Statistical Analysis
Statistical analyses were planned to be performed with SPSS version 20.0 for Windows (SPSS Inc. Chicago, IL, USA). The number of volunteers to be included in this study was calculated by the department of statistics as 40 with a 95% confidence level and 80% power. We determined the final number of participants was 60.
Results
The minimum number of volunteers to be included in this study required for 95% confidence level and 80% power was determined by the statistics department as 40. However, we recruited 60 participants for increased statistical significance. We took 6 samples of PRP from each patient making 360 samples and added them into pediatric blood culture bottles (Becton-Dickinson, USA). The samples were incubated in BACTEC FX (Becton-Dickinson, USA) for 5 days. There was not any bacterial proliferation in any of 360 samples. Therefore, the processes planned for further bacterial identification as explained in methods were not needed.
Discussion
As commonly known, most of the systems that produce PRP are open tubes, and the product has to be used immediately. In this study, we wanted to test the safety of closed triple bag systems in terms of bacterial contamination and safety for 5 days, which is the standard usage time of platelets. Therefore, we added 360 samples from 60 subjects into pediatric blood culture bottles (Becton-Dickinson, USA). There was not any bacterial proliferation in any sample. Therefore, there was no need to conduct a statistical analyzes. These results agree with the findings of blood banking and apheresis systems in terms of sterility and terms of use (Hoots, 2001) (6).

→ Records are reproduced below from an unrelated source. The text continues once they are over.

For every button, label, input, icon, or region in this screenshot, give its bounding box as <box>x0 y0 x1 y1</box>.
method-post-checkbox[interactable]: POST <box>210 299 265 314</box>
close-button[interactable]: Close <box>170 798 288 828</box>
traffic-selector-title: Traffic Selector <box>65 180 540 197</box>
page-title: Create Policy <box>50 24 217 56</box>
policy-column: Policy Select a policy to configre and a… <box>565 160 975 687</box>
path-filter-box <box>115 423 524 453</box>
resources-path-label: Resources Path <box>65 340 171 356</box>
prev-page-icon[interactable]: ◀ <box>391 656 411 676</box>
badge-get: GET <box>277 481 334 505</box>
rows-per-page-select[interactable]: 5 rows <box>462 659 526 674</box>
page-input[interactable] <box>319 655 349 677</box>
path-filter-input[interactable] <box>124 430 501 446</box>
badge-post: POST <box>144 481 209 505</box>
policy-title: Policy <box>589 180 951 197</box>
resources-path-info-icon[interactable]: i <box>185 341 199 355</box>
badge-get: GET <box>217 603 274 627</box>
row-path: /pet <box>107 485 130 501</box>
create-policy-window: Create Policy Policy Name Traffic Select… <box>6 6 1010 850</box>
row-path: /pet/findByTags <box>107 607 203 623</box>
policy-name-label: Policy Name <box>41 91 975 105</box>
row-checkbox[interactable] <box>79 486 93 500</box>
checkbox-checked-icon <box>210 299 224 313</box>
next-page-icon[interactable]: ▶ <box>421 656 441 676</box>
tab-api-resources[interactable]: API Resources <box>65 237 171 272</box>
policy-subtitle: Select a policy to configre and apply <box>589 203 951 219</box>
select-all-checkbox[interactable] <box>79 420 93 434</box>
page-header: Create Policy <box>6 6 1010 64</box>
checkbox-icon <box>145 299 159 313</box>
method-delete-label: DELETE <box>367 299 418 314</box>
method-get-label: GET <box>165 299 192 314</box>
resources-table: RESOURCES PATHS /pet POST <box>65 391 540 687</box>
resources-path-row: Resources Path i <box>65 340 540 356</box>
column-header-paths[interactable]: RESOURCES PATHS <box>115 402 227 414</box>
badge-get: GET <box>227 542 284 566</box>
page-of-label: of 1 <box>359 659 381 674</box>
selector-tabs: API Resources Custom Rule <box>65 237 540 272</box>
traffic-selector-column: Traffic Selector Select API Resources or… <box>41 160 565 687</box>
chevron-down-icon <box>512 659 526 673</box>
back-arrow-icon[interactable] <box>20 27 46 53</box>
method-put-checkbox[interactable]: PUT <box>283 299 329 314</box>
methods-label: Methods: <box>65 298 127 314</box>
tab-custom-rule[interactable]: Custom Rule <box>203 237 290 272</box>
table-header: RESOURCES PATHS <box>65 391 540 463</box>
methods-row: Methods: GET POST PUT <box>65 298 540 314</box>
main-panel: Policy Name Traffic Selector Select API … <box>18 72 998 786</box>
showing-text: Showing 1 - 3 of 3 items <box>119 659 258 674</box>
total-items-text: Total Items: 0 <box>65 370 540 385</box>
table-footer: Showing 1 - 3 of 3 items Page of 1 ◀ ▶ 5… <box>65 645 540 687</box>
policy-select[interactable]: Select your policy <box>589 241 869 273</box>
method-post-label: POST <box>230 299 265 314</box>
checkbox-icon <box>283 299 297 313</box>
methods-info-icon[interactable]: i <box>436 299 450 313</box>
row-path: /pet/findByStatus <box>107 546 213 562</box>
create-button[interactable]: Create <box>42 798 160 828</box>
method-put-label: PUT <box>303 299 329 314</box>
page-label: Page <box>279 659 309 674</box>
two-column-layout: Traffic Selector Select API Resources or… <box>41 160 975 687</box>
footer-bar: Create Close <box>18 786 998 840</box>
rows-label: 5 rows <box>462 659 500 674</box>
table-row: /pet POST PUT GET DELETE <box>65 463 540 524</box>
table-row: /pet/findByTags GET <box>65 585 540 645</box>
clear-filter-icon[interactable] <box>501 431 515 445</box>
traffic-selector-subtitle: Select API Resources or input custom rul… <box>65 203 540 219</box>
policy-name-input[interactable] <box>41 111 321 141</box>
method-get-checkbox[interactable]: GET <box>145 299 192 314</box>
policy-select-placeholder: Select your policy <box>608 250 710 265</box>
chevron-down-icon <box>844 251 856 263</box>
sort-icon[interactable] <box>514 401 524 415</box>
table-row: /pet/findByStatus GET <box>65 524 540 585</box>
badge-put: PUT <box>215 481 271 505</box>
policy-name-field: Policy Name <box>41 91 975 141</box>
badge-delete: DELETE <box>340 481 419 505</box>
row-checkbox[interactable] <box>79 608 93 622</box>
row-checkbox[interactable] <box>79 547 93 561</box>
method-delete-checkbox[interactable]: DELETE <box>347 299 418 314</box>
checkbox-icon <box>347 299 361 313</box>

Currently, PRP is used immediately after preparation. Our study demonstrates that PRP prepared with a closed triple blood bag system may be used for 5 days if agitated at room temperature. There was not any bacterial growth in any sample after 5 days (Table 1).
PRP is a treatment option with few side effects and is considered almost harmless. However, it has certain complications as any intervention that include infection. Therefore, the sterility of PRP is important for preventing infections (11). Dincer et al. (12) report a case of a 27-year-old male soccer player who is treated with PRP injections for grade 2 rupture in the gastrocnemius muscle. He developed an ulcer on the leg after being treated with PRP. This article demonstrates the importance of using a method of obtaining PRP scientifically proven to be safe from bacterial contamination.
Conclusion
The use of a standardized closed system, the long-term use of the product, and the standardization of the amount of platelets in the sample have brought a new dimension to the use of PRP, which will be a scientific basis for further clinical studies.
Acknowledgment
We are thankful to our Blood Bank technician Ömer Gül and microbiology laboratory technicians of Ufuk BAYRAM for their important contributions for this study.

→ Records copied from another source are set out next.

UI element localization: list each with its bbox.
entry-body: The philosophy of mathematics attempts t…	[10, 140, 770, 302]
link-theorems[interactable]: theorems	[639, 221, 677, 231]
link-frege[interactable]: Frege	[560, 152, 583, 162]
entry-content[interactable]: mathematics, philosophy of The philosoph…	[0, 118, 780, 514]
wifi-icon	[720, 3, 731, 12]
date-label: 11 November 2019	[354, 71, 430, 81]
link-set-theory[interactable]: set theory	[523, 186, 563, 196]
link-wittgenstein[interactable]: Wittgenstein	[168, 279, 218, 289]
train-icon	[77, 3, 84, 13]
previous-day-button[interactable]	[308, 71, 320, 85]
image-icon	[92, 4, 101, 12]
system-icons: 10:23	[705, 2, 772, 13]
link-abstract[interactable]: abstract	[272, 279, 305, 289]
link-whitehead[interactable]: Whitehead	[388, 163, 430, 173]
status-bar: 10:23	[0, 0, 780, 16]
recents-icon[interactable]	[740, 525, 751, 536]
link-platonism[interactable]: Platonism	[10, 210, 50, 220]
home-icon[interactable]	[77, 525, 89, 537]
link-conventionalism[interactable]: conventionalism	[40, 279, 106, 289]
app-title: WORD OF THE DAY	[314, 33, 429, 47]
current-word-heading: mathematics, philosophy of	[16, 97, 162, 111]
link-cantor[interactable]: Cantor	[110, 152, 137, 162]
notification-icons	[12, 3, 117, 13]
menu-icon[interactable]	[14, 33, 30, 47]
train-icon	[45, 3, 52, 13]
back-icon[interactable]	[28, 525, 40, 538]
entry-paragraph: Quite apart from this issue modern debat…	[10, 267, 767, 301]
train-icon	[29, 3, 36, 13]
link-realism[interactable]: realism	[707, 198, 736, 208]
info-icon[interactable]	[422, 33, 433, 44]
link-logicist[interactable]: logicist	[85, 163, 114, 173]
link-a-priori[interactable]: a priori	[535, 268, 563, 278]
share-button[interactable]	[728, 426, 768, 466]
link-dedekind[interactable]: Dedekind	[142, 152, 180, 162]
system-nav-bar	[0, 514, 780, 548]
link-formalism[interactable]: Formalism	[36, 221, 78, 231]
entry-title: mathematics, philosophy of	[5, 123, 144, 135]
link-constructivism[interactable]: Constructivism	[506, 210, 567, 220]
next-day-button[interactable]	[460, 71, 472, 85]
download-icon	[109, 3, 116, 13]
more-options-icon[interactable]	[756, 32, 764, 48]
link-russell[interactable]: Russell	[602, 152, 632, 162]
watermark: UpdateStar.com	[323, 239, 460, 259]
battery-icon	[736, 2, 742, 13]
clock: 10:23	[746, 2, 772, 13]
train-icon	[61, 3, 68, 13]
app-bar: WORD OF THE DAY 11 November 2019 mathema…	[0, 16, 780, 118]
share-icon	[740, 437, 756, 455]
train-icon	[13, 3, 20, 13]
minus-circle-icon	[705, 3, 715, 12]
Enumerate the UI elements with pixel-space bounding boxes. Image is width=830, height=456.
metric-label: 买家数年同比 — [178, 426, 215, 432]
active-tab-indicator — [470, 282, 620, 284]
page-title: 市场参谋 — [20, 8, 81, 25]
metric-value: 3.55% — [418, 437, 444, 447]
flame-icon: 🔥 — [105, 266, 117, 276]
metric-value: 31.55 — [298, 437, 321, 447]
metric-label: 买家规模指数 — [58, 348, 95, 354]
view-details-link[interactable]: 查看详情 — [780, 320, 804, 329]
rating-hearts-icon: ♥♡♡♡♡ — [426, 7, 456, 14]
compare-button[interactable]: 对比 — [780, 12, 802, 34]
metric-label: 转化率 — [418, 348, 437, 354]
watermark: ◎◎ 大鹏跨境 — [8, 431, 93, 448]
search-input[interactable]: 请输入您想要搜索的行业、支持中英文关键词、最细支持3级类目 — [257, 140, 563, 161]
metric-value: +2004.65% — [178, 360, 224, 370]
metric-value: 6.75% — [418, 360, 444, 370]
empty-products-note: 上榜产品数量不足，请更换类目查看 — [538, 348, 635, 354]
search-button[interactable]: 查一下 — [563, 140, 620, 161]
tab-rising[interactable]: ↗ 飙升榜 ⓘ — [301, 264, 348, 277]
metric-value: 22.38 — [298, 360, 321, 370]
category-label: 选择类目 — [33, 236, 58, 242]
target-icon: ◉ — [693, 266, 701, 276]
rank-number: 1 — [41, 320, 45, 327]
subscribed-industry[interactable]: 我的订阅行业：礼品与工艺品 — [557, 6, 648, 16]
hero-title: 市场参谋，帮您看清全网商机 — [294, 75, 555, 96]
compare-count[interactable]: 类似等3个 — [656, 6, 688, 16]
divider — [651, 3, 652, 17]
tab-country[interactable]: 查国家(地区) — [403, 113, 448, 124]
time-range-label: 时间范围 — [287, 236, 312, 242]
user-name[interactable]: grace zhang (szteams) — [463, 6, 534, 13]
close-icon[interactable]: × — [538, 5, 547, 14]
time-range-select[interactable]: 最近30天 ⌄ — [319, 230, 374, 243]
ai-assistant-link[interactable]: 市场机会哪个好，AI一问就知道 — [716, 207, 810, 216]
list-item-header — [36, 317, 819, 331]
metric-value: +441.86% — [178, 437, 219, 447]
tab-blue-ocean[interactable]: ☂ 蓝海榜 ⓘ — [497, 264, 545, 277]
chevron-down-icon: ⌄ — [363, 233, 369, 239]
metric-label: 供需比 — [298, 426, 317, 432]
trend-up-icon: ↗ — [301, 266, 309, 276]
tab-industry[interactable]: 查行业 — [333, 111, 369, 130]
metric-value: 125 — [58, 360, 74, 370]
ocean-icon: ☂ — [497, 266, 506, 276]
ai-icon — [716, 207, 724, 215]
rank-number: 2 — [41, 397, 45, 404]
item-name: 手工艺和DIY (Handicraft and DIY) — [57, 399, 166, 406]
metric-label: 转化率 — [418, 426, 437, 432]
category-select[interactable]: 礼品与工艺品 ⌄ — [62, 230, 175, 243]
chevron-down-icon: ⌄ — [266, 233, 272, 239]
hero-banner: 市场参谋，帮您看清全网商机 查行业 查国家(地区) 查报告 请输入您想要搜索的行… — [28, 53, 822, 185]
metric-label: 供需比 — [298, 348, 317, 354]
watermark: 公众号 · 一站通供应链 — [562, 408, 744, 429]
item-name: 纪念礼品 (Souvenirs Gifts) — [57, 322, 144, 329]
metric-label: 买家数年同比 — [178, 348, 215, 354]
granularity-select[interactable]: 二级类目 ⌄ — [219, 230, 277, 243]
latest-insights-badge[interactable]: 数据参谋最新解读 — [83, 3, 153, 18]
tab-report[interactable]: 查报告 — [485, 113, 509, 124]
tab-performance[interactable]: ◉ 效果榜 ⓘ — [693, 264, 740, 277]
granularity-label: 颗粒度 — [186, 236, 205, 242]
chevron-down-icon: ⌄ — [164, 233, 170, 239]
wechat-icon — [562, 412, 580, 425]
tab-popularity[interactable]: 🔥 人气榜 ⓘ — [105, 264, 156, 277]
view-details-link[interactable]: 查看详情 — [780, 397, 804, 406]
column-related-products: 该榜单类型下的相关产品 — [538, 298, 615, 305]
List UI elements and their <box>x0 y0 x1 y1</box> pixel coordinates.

Ethics Committee Approval: Our study was approved by the Bezmialem Vakıf University Local Ethics Committee (approval number: 5/27, date: 06.03.2019).
Informed Consent: We acquired individual informed consent from all participants.

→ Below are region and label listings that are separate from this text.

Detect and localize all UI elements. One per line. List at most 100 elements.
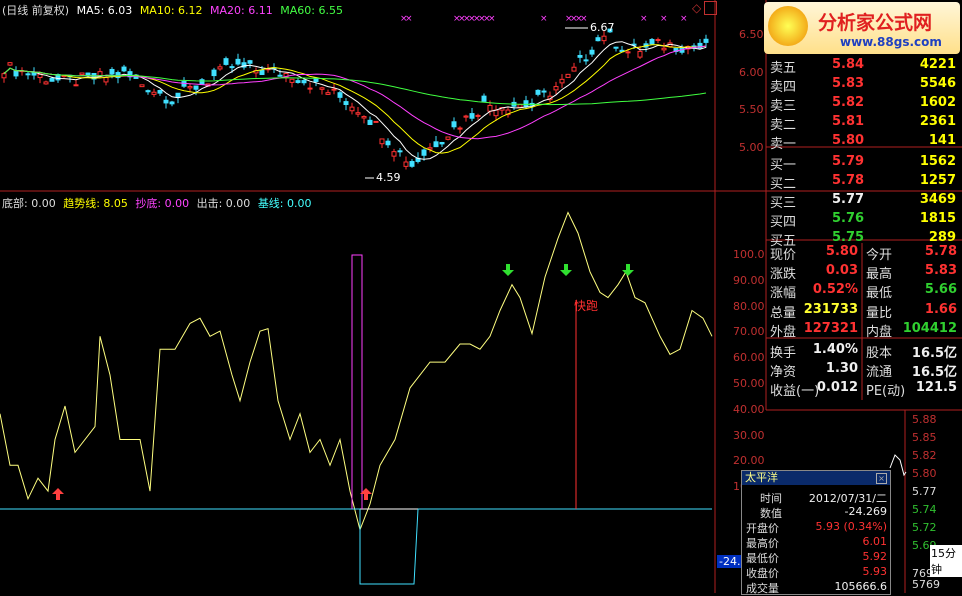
candle-body [535,89,541,95]
candle-body [121,66,127,72]
candle-body [247,60,253,64]
ma20-label: MA20: 6.11 [210,4,273,17]
candle-body [583,59,589,62]
candle-body [229,66,235,69]
candle-body [373,120,379,123]
candle-body [637,50,643,58]
signal-label: 快跑 [574,299,599,313]
quote-level: 卖五 [770,61,797,76]
candle-body [409,161,415,167]
quote-volume: 2361 [919,114,956,130]
mini-axis-tick: 5.80 [912,467,937,480]
ma5-line [3,41,707,160]
candle-body [31,72,37,76]
info-label: 涨幅 [770,286,797,302]
candle-body [187,86,193,89]
trend-line [0,211,713,532]
info-value: 1.66 [924,301,957,317]
candle-body [193,85,199,90]
candle-body [163,99,169,104]
info-row: 换手 1.40% 股本 16.5亿 [768,341,960,361]
info-value: 1.40% [812,342,858,357]
quote-level: 卖三 [770,99,797,115]
info-value: 0.03 [825,263,858,279]
tooltip-value: 6.01 [862,535,888,548]
candle-body [613,46,619,49]
ma10-label: MA10: 6.12 [139,4,203,17]
candle-body [73,84,79,87]
quote-row[interactable]: 卖四 5.83 5546 [768,75,960,95]
info-label: 涨跌 [770,267,797,283]
indicator-tick: 90.00 [733,273,765,287]
sell-arrow-icon [622,264,634,276]
candle-body [103,77,109,83]
signal-x-mark: × [640,14,648,24]
quote-price: 5.77 [832,191,865,207]
close-icon[interactable]: × [876,473,887,484]
tooltip-value: 105666.6 [834,580,888,593]
indicator-tick: 20.00 [733,454,765,468]
candle-body [703,38,709,43]
quote-volume: 1562 [919,153,956,169]
candle-body [301,80,307,84]
candle-body [397,150,403,153]
exit-value: 出击: 0.00 [196,197,251,210]
info-row: 净资 1.30 流通 16.5亿 [768,360,960,381]
candle-body [361,116,367,119]
signal-x-mark: × [580,14,588,24]
candle-body [79,72,85,76]
info-row: 总量 231733 量比 1.66 [768,301,960,321]
info-label: 流通 [866,365,893,381]
candle-body [49,77,55,82]
ma60-label: MA60: 6.55 [280,4,343,17]
info-label: 最高 [866,267,893,283]
info-label: PE(动) [866,384,906,400]
candle-body [385,140,391,146]
info-value: 5.66 [924,282,957,298]
info-value: 0.012 [816,380,858,396]
signal-x-mark: × [680,14,688,24]
bottom-buy-bar [351,254,363,509]
candle-body [421,149,427,156]
info-label: 总量 [770,305,797,321]
quote-row[interactable]: 买一 5.79 1562 [768,153,960,173]
candle-body [463,115,469,118]
quote-row[interactable]: 卖一 5.80 141 [768,132,960,152]
info-label: 量比 [866,305,893,321]
period-label[interactable]: 15分钟 [930,545,962,577]
candle-body [595,37,601,42]
info-row: 涨跌 0.03 最高 5.83 [768,262,960,283]
candle-body [331,88,337,91]
candle-body [1,73,7,79]
candle-body [7,62,13,66]
tooltip-row: 最低价 5.92 [742,550,890,565]
price-tick: 6.00 [739,66,764,79]
quote-price: 5.82 [832,95,865,111]
signal-x-mark: × [488,14,496,24]
quote-row[interactable]: 买三 5.77 3469 [768,191,960,211]
quote-price: 5.76 [832,210,865,226]
indicator-tick: 100.0 [733,248,765,261]
diamond-icon[interactable]: ◇ [692,1,701,15]
mini-axis-tick: 5.72 [912,521,937,534]
quote-row[interactable]: 卖五 5.84 4221 [768,56,960,76]
tooltip-value: -24.269 [844,505,887,518]
candle-body [439,141,445,145]
quote-volume: 1815 [919,210,956,226]
quote-row[interactable]: 买二 5.78 1257 [768,172,960,192]
tooltip-value: 5.92 [862,550,888,563]
candle-body [151,91,157,95]
quote-row[interactable]: 卖三 5.82 1602 [768,94,960,115]
candle-body [349,106,355,112]
candle-body [157,90,163,94]
candle-body [433,141,439,148]
quote-row[interactable]: 卖二 5.81 2361 [768,113,960,133]
window-button[interactable] [704,1,717,15]
info-value: 16.5亿 [911,365,957,381]
quote-row[interactable]: 买四 5.76 1815 [768,210,960,230]
info-row: 收益(一) 0.012 PE(动) 121.5 [768,379,960,400]
candle-body [589,49,595,55]
indicator-tick: 70.00 [733,325,765,339]
info-label: 换手 [770,346,797,361]
logo-url: www.88gs.com [840,35,942,49]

Peer-review: Externally peer-reviewed.
Authorship Contributions: Surgical and Medical Practices - B.S., N.H.K.; Concept - G.Ç., T.Ö.; Design - G.Ç., S.T.; Data Collection or Processing - G.Ç., B.S., S.T.; Analysis or Interpretation - G.Ç., K.Ş.; Literature Search - T.Ö., N.H.K., K.Ş., D.A.K.; Writing - G.Ç., D.A.K.
Conflict of Interest: No conflict of interest was declared by the authors.
Financial Disclosure: The authors declared that this study received no financial support.